Using chromatic covariance to correct for scintillation noise in ground-based spectrophotometry

TL;DR

Atmospheric scintillation is the dominant, largely achromatic noise source in ground-based high-precision spectrophotometry of bright stars, limiting the achievable precision. The authors derive analytic expressions for the chromatic covariance of scintillation across two wavelengths on a large telescope, incorporating a turbulence profile $C_n^2(z)$, wind speed $w(z)$, wind direction $\theta(z)$, exposure time $\tau$, and airmass, for both short- and long-exposure regimes. They demonstrate a practical, data-driven pipeline to identify and remove scintillation using this covariance in a simulated exoplanet transit spectroscopy scenario, showing that scintillation can be suppressed below Poisson noise and biases across wavelength can be mitigated. The work provides a pathway to routinely achieve Poisson-limit precision for bright targets and outlines on-sky validation with the Henrietta spectrograph, with potential extensions such as time-varying covariance modeling and Gaussian Process methods to further improve robustness.

Abstract

Atmospheric scintillation is one of the largest sources of error in ground-based spectrophotometry, reducing the precision of astrophysical signals extracted from the time-series of bright objects to that of much fainter objects. Relative to the fundamental Poisson noise, scintillation is not effectively reduced by observing with larger telescopes, and alternative solutions are needed to maximize the spectrophotometric precision of large telescopes. If the chromatic covariance of the scintillation is known, it can be used to reduce the scintillation noise in spectrophotometry. This paper derives analytical solutions for the chromatic covariance of stellar scintillation on a large telescope for a given atmospheric turbulence profile, wind speed, wind direction, and airmass at optical/near-infrared wavelengths.
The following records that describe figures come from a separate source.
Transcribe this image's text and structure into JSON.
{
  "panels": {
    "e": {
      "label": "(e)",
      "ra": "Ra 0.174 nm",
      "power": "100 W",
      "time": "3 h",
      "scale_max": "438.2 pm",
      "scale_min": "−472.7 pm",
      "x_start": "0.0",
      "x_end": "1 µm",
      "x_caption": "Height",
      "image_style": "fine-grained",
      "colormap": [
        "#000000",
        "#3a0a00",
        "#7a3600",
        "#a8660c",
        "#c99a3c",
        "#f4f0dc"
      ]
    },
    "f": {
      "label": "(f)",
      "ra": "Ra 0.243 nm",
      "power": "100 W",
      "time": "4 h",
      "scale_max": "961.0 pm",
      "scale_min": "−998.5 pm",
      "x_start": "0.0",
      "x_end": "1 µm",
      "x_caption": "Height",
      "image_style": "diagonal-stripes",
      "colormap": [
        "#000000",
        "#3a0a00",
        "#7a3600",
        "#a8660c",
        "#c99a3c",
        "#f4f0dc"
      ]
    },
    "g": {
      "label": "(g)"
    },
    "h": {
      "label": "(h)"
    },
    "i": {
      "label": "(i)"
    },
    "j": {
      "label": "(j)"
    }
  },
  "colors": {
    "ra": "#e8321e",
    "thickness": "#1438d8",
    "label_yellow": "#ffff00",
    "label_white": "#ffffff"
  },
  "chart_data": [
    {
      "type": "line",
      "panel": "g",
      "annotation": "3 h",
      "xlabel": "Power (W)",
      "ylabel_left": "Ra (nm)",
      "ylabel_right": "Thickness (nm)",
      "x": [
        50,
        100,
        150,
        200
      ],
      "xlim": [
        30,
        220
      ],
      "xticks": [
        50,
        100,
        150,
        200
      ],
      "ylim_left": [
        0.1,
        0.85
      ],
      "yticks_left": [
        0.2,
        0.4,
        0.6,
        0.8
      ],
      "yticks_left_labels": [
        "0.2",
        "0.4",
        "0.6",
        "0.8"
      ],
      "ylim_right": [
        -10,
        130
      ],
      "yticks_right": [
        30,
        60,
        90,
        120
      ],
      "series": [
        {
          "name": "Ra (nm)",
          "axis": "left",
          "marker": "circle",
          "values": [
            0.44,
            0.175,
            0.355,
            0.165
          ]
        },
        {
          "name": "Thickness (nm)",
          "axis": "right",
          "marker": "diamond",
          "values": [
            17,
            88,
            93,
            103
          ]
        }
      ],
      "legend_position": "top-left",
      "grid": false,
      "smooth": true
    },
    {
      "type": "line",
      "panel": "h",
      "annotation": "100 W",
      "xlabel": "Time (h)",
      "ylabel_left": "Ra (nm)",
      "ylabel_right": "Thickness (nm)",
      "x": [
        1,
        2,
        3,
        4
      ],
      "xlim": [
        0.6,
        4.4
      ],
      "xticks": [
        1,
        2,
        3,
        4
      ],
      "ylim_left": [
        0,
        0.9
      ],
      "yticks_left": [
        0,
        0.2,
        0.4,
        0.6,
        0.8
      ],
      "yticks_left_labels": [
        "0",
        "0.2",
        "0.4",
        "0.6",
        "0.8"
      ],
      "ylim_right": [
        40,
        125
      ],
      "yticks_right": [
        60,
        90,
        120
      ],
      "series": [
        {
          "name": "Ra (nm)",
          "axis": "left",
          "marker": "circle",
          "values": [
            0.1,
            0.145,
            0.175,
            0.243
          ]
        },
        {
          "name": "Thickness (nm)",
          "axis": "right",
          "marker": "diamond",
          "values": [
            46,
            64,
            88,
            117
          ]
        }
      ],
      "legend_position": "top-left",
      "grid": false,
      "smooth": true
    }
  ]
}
To demonstrate how scintillation noise is isolated, scintillation-limited exoplanet transit spectroscopy is simulated. Then, a procedure is developed to remove scintillation noise and produce Poisson-noise limited light curves. The efficacy and limits of this technique will be tested with on sky observations of a new, high spectrophotometric precision, low resolution spectrograph.

Figures (10)

• Figure 1: Illustration of a ground-based (spectro)photometric noise budget. As a general rule, scintillation dominates the (spectro)photometric noise budgets in ground-based observations. Since it averages down slower than the photon noise ($D^{-2/3}$ vs. $D^{-1}$), scintillation will always prevent large telescopes from acting as true 'light buckets.'
• Figure 2: Illustration of dispersed wavefronts passing through layers of atmospheric turbulence. At the top of the atmosphere, all chromatic starlight enters undispersed. On the way from the top of the atmosphere to the telescope, chromatic wavefronts are dispersed and travel through layers of atmospheric turbulence. The direction of atmospheric dispersion (here, left to right on the page) introduces a preferential direction for the wind speed. When the wind blows in the direction of atmospheric dispersion, all wavefronts see nearly the exact same turbulence. However, when the wind blows perpendicular to the direction of atmospheric dispersion (cross-dispersed direction, here in/out of the page), there are always portions of each wavefront that are exposed to different regions of turbulence. This leads to the wavelength correlation of scintillation depending on the direction of the wind speed relative to the direction of atmospheric dispersion.
• Figure 3: How the covariance changes with exposure time and wind speed. For $w\tau < D$, the wind-direction does not influence the correlation between two wavefronts. This is because, when averaged over the telescope area, the area of turbulence that is common/normal to each wavefronts is the same. As $w \tau$ approaches and surpasses the telescope diameter, that the wind direction begins to play a role in the correlation coefficient. For completely perpendicular winds, the disjoint area grows as $\approx \rho w \tau$ whereas for parallel winds, the area is constant with exposure time.
• Figure 4: Comparing the parallel/perpendicular wind covariance weighting functions as a function of exposure time. The first $n=4$ terms of covariant weighting function, Equation \ref{['equation:longexposure_covariantweightingfunction_final']} are shown. The covariant weighting function is found by summing all terms together. The red curves represent the subtracted terms, and the blue curve represents the additive term. The covariant weighting function for perpendicular winds has a long-exposure slope equal to the variance/$n=0$ weighting function long-exposure slope. For parallel winds, the long-exposure covariance has a stronger slope leading to a larger covariance as the exposure time increases.
• Figure 5: Injected transmission spectra along with the recovered spectra prior to scintillation correction. Since scintillation is a nearly achromatic stochastic noise source, this adds the same bias to each spectrophotometric light curve, leading to a bias in the recovered transit spectra. This also causes the recovered radius ratio errors to appear inflated, since each light curve is fit independently without any knowledge of the covariance.